We challenge the notion that bank regulation necessarily amplifies asset managers' destabilising behaviour. We argue instead that it is essential to compare two effects of bank regulation: that on dealers' capacity to absorb fire sales and that on asset managers' exposure to the risk of redemption-driven fire sales. We perform this comparison in an environment with central bank liquidity backstops, similar to those deployed in the aftermath of the Covid-19 outbreak. We also study empirically whether the managers of US money market funds (MMFs) do respond to the implementation of the leverage-ratio regulation.

Findings

In our theoretical model, we find that the anticipation of central bank liquidity injections leads asset managers to take on excessive risk from a social perspective. In such an environment, bank regulation plays a beneficial role by disciplining the risk-taking in the asset management sector. In other words, less ex-post liquidity raises social welfare ex ante.
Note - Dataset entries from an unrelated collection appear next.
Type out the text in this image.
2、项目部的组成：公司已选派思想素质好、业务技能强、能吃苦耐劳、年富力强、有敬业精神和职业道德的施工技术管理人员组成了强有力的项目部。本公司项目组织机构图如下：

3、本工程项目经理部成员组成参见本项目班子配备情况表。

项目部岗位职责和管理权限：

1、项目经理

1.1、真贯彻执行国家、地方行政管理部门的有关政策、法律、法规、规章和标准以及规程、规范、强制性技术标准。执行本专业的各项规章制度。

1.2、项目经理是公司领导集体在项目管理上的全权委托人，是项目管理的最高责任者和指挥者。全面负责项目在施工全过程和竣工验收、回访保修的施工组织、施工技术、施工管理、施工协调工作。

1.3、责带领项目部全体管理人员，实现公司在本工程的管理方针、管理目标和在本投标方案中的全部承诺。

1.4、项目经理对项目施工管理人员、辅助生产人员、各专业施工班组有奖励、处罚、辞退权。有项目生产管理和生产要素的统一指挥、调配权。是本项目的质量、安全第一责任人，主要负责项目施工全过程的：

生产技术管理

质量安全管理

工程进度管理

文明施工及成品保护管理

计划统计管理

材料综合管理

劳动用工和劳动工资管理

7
Using two alternative measures of risk-taking by MMFs, we find robust evidence of a cross-sectoral disciplining effect of the leverage-ratio regulation.


Abstract

A beneficial effect of bank regulation may play out through the asset management sector. When asset managers count on a central bank to support market liquidity in a systemic event, they take on fire-sale risk that is excessive from a social perspective. However, the extent of risk-taking today also incorporates the spread that bank dealers would charge for absorbing fire sales tomorrow. If regulation constrains banks' balance-sheet space, the expected spread would be higher, reining in excesses in asset managers' risk-taking and ultimately raising welfare.

JEL codes: G21, G23, G28, D62

Keywords: endogenous risk-taking, investment funds, liquidity injections, bank regulation.